Afrodita llevaba el brillo de la Luna en su mirada. El blanco de sus ojos era la primer salvaguarda, aliviante como un faro en un mar tormentoso;
Una delgada aureola mieloscura coronaba sus pupilas, oscuras como un sueño profundo.
Invitaban.
Invitaban a buscarla.
Invitaban a perderse.
Invitaban a dejarlo todo.
Creo que los marineros perdidos sentirían algo parecido al escuchar el canto de las sirenas.
Pues Afrodita podía lograrlo todo, sólo con mirar a cualquier mortal a los ojos.
Cuando la diosa sonríe, todos olvidan cómo respirar, hombres y mujeres por igual.

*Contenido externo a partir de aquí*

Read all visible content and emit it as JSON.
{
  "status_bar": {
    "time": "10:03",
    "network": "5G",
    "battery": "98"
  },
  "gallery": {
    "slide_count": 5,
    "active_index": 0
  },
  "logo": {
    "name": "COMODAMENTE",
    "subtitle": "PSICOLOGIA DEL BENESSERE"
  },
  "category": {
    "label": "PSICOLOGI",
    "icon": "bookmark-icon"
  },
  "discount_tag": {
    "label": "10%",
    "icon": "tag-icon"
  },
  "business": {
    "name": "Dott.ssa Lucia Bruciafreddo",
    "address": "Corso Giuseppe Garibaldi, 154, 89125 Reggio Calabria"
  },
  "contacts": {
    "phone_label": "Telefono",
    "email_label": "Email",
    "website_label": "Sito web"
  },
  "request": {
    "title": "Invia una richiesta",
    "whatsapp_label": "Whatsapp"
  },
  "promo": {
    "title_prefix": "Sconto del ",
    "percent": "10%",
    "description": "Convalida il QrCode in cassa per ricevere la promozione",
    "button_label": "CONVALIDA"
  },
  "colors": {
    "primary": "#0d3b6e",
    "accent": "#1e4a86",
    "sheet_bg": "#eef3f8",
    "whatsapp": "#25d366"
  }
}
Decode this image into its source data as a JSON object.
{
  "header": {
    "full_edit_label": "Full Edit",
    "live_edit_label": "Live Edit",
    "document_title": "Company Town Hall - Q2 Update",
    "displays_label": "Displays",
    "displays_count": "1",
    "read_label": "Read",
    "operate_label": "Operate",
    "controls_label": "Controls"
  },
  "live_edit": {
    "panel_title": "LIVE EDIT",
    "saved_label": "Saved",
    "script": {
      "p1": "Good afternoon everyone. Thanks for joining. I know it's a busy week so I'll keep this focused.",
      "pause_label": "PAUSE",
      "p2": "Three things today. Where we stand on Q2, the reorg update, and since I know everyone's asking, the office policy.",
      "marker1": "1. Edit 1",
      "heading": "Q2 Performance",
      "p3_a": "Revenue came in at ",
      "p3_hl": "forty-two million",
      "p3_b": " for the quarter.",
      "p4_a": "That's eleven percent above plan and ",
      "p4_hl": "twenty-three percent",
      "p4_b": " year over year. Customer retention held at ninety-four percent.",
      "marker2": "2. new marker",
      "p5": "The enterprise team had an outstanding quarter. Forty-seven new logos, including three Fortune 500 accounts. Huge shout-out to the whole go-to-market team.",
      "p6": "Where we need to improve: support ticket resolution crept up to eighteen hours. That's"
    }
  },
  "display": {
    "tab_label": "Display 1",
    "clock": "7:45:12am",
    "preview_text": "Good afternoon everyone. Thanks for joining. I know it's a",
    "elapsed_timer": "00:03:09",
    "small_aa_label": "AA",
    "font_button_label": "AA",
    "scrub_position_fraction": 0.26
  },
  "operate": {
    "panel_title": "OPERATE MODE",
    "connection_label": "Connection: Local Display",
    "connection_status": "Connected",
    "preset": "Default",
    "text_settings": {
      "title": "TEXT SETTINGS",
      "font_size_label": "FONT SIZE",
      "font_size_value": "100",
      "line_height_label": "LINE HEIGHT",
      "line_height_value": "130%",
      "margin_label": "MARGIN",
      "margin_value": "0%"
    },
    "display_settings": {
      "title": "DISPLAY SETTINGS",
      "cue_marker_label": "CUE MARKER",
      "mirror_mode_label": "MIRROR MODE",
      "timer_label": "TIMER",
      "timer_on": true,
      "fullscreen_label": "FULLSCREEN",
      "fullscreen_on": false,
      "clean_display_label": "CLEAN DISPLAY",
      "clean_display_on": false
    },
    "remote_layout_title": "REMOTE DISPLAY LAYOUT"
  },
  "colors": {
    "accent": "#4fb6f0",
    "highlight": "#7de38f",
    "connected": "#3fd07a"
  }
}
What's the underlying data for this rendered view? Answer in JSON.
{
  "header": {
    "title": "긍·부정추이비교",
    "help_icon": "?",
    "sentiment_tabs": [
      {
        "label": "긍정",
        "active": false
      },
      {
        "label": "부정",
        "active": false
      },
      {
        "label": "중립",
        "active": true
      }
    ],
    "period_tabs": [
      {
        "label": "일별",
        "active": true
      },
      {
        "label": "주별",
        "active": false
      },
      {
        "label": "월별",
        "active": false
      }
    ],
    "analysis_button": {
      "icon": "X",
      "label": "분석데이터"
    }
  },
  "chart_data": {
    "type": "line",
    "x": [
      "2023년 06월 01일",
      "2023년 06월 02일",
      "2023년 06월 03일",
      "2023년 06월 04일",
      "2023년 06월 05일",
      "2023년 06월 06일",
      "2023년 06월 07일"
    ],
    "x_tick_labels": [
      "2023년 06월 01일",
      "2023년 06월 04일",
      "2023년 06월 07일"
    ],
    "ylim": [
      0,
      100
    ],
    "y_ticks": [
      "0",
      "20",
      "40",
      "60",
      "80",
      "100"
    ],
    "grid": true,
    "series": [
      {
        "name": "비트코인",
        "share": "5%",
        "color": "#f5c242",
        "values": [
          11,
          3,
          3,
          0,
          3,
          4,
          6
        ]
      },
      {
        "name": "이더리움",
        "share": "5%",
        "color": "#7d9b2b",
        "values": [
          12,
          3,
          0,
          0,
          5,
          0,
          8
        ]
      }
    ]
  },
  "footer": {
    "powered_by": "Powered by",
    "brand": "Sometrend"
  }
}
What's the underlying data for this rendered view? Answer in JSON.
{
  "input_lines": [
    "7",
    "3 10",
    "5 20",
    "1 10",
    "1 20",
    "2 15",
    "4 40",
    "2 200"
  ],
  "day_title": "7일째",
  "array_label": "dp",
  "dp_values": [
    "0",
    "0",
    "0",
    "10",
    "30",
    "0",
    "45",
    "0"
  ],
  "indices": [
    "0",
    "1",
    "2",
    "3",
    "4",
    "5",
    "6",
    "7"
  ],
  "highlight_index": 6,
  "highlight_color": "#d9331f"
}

Y yo que soy un soñador, me desvelo pensando en esos benditos labios.
Estar en su presencia se siente como una ligera corriente eléctrica en el aire, un estado de alerta, los cinco sentidos enfocados en ella y todo lo que la rodea. La diosa requiere esa atención, sólo los tontos y necios no pueden notarlo, aún menos aceptarlo.
Es que Afrodita era tan hermosa que sería imposible imaginarla sin conocerla, tan solo el hecho de intentar describirla en palabras resulta caótico y beligerante. Siento que podría morir intentándolo.
Y no me arrepentiría.
Le construyo un trono y un templo, que reine y me deje adorarla. Una regente de todo dónde pose la mirada.